SINGAPORE (Reuters) - Singapore Grand Prix organisers are stocking up on disposable face masks to potentially sell to spectators as the worst air pollution in three years threatens to taint the city-state's marquee sports event.
Organisers will be keeping close tabs on air pollution readings as the $100 million street race kicks off on Friday, just days after Singapore authorities warned haze levels could worsen and advised people to reduce outdoor activity.
Singapore and large parts of Malaysia have been blanketed in recent days by smoke emanating from forests across Indonesia, where blazes are often started to clear land for plantations.
Singapore Grand Prix said disposable masks, which cover the nose and mouth to protect the wearer from breaking in small particles in the air, will be available for sale at merchandise booths if the pollution hits certain predetermined levels. They will also be made available to vulnerable groups such as the elderly, children and pregnant women at first aid booths.
"The haze situation is highly changeable not only from day to day, but from hour to hour," a spokeswoman for Singapore Grand Prix said.

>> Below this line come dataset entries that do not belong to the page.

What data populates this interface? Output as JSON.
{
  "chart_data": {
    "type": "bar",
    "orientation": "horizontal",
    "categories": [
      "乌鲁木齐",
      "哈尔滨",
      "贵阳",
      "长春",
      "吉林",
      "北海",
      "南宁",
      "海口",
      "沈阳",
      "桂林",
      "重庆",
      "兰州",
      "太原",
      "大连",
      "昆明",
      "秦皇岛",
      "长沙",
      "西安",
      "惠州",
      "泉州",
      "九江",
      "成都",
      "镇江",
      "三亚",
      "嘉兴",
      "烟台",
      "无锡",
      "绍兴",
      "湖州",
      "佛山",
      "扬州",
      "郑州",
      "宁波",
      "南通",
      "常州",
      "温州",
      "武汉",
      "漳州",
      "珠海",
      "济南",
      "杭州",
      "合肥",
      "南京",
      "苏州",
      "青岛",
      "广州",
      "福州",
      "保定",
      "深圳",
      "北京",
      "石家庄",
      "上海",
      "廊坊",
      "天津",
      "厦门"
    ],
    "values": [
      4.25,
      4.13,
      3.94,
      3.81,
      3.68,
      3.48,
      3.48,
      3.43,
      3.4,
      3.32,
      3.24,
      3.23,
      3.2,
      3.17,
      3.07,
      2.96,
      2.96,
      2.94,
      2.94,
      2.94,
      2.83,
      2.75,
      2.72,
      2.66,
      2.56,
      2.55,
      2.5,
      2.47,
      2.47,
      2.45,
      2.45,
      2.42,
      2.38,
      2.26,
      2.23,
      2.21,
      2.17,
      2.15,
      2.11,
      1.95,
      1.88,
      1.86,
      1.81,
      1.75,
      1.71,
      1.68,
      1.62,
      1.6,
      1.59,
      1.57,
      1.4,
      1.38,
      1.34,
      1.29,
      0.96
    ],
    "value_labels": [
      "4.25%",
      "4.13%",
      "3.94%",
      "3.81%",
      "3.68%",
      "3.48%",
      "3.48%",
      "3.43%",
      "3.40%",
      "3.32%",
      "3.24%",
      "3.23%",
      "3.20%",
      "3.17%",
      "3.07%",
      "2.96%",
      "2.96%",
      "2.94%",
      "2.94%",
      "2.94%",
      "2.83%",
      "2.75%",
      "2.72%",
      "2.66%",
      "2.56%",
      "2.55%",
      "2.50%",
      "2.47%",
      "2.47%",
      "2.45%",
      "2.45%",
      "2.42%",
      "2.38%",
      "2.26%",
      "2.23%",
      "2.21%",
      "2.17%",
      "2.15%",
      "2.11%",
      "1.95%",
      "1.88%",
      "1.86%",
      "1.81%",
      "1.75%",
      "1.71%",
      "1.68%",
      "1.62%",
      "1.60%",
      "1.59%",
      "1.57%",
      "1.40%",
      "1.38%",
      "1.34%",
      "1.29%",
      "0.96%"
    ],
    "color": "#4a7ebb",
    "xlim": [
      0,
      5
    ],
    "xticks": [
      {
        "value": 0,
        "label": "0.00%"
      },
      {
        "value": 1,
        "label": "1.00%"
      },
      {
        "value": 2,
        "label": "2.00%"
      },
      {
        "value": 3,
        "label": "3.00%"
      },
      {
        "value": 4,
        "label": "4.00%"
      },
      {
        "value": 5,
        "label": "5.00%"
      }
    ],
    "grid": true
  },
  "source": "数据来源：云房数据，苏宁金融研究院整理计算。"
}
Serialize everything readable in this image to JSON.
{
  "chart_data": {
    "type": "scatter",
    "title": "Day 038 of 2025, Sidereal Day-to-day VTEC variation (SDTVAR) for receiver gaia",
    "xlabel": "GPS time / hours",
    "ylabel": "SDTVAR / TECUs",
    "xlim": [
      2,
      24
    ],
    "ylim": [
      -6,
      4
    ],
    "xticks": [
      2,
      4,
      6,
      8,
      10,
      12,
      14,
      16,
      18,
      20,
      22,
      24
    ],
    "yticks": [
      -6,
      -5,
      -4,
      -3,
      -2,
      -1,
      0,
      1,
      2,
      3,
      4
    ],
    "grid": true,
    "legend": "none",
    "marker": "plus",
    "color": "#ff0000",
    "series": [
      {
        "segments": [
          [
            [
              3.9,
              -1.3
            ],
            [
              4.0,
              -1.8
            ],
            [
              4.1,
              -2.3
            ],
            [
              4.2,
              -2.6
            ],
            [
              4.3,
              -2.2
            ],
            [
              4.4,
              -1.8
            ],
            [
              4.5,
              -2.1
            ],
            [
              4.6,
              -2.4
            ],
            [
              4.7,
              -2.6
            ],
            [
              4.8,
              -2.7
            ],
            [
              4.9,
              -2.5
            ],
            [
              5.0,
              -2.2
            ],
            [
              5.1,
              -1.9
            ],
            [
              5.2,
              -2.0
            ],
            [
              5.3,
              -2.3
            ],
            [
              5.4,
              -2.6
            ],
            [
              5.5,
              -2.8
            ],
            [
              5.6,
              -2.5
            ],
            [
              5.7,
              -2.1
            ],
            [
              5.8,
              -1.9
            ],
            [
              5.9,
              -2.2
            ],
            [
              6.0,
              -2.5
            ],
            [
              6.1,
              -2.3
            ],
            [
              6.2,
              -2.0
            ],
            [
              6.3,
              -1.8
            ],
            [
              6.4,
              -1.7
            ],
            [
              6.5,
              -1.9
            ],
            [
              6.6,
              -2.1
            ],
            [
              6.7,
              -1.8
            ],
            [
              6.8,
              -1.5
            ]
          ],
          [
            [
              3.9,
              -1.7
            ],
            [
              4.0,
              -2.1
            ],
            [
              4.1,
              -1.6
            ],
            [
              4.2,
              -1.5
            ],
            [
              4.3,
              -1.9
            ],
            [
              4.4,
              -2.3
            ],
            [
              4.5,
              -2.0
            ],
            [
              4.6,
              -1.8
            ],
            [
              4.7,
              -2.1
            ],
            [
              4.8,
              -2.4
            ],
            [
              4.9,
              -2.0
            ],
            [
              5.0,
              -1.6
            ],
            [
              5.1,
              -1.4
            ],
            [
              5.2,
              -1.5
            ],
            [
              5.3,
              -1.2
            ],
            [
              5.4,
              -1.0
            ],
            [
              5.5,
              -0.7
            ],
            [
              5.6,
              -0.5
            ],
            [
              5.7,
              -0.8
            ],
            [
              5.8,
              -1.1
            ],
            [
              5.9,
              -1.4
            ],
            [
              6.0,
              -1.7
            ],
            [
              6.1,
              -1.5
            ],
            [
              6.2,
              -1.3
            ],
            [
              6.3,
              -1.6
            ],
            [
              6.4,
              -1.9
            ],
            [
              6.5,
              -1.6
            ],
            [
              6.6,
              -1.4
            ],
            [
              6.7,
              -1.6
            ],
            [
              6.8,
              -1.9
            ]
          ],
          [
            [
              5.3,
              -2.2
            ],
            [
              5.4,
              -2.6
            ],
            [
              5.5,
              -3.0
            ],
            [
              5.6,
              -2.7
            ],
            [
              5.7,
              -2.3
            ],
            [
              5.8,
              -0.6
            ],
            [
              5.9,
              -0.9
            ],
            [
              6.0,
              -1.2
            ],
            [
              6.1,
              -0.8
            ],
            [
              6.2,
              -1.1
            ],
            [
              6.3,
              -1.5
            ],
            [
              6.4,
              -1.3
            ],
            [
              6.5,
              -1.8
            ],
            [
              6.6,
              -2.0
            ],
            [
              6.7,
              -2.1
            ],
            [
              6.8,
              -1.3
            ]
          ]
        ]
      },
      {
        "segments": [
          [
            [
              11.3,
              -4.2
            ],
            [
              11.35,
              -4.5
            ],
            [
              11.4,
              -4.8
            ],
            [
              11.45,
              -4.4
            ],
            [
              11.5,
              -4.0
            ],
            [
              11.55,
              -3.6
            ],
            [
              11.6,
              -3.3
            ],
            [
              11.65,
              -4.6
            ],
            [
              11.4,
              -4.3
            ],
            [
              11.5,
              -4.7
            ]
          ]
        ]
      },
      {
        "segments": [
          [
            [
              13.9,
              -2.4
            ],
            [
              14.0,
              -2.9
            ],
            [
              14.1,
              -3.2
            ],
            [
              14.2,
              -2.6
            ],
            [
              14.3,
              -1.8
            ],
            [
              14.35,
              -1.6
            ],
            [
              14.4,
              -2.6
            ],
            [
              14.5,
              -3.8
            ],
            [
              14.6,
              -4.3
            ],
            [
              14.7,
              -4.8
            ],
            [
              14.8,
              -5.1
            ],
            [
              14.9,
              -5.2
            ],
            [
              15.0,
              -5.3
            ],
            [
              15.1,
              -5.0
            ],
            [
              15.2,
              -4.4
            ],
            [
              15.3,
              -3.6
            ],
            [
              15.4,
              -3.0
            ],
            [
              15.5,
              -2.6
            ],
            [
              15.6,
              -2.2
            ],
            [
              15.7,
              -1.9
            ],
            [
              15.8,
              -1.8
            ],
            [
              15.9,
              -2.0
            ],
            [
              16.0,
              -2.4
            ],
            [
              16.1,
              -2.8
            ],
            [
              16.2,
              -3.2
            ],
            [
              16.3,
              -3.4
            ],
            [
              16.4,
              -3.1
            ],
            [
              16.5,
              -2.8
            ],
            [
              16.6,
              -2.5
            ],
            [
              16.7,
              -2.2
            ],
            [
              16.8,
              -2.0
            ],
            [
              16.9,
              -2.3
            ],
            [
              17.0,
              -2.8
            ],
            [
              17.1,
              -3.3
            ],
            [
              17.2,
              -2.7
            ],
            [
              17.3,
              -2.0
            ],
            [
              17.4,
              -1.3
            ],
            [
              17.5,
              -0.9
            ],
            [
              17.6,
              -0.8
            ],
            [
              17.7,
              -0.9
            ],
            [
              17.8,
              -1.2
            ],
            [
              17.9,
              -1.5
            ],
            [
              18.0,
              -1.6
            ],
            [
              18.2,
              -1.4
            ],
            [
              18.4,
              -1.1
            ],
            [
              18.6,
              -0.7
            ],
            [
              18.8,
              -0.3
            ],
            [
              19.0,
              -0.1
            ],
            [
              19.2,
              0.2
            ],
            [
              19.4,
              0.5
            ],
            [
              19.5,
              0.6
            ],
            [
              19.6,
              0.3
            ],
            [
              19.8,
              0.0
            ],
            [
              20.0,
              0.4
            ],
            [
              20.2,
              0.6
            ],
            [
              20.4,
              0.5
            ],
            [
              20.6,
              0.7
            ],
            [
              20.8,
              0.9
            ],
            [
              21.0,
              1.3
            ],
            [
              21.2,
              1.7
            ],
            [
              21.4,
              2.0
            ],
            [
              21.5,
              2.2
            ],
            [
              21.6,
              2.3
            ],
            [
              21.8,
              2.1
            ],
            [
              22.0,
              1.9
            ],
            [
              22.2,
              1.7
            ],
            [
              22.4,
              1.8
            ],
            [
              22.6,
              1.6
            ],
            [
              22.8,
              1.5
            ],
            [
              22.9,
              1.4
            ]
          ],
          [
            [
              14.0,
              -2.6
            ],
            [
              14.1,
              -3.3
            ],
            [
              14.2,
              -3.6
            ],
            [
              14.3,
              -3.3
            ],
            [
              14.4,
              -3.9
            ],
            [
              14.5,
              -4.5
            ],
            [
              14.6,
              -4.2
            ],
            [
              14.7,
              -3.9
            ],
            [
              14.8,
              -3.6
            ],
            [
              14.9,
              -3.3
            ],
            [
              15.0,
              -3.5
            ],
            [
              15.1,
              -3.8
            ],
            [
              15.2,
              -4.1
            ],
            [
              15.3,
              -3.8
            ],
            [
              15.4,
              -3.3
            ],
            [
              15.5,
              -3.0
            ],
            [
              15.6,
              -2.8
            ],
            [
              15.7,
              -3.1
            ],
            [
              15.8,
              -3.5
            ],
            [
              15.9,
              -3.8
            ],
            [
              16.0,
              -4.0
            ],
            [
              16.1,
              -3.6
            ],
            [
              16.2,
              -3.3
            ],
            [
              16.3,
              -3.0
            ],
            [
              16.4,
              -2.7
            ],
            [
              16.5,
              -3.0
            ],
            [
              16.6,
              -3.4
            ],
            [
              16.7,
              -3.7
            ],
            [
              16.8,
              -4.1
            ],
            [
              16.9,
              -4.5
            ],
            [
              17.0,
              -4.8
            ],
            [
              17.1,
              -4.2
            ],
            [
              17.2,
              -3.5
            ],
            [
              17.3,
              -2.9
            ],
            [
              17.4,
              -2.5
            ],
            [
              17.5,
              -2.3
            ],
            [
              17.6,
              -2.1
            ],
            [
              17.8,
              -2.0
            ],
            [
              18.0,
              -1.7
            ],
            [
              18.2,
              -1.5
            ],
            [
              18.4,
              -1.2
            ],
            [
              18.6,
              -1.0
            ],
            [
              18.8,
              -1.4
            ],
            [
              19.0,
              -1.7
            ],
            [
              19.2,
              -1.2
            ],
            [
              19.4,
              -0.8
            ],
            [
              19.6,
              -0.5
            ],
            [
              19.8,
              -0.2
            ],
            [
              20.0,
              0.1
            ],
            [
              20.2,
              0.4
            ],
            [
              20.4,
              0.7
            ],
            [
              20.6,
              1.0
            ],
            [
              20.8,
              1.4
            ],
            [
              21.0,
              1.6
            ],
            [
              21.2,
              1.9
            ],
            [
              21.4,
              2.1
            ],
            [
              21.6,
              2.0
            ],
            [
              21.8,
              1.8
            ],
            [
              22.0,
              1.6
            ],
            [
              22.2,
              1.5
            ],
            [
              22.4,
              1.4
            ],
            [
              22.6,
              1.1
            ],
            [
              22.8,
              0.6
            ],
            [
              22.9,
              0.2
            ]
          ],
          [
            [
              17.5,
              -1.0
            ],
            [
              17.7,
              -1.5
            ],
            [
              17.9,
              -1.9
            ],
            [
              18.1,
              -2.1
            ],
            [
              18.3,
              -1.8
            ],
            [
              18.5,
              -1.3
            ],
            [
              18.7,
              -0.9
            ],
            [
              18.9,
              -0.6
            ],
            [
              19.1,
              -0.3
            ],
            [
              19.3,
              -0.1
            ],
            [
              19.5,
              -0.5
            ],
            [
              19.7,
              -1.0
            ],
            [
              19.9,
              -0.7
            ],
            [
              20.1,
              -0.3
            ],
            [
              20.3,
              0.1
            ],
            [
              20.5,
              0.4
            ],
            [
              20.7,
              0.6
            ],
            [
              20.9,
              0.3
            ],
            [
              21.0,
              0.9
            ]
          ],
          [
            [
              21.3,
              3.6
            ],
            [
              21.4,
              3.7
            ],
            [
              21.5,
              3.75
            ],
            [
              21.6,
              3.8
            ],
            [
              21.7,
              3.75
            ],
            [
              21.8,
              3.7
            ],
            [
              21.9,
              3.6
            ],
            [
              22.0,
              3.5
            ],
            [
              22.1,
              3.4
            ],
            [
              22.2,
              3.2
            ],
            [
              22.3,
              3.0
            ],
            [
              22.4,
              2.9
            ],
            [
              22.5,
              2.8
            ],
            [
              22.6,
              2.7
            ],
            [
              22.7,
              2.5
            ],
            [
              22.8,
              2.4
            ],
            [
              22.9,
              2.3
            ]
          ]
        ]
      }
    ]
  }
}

Air pollution readings and health advisor will be available on the official website and mobile app, and also broadcast on screens and radio during the three-day event, which has brought in more than S$1 billion in tourism receipts over its history.
Hundreds of thousands of international visitors have been lured in recent years by both the action on the track and stellar music line-ups, which this year includes the Red Hot Chilli Peppers and Gwen Stefani.
Jean Ng, sports director of the Singapore Tourism Board, said organisers would be keeping a "watchful eye on the health and well-being of everyone involved."
The city-state of 5.6 million people has a national stockpile of 16 million disposable masks and has been supplementing dwindling supplies among retailers in recent days, local media reported on Thursday.
The health ministry did not immediately respond to a request for comment.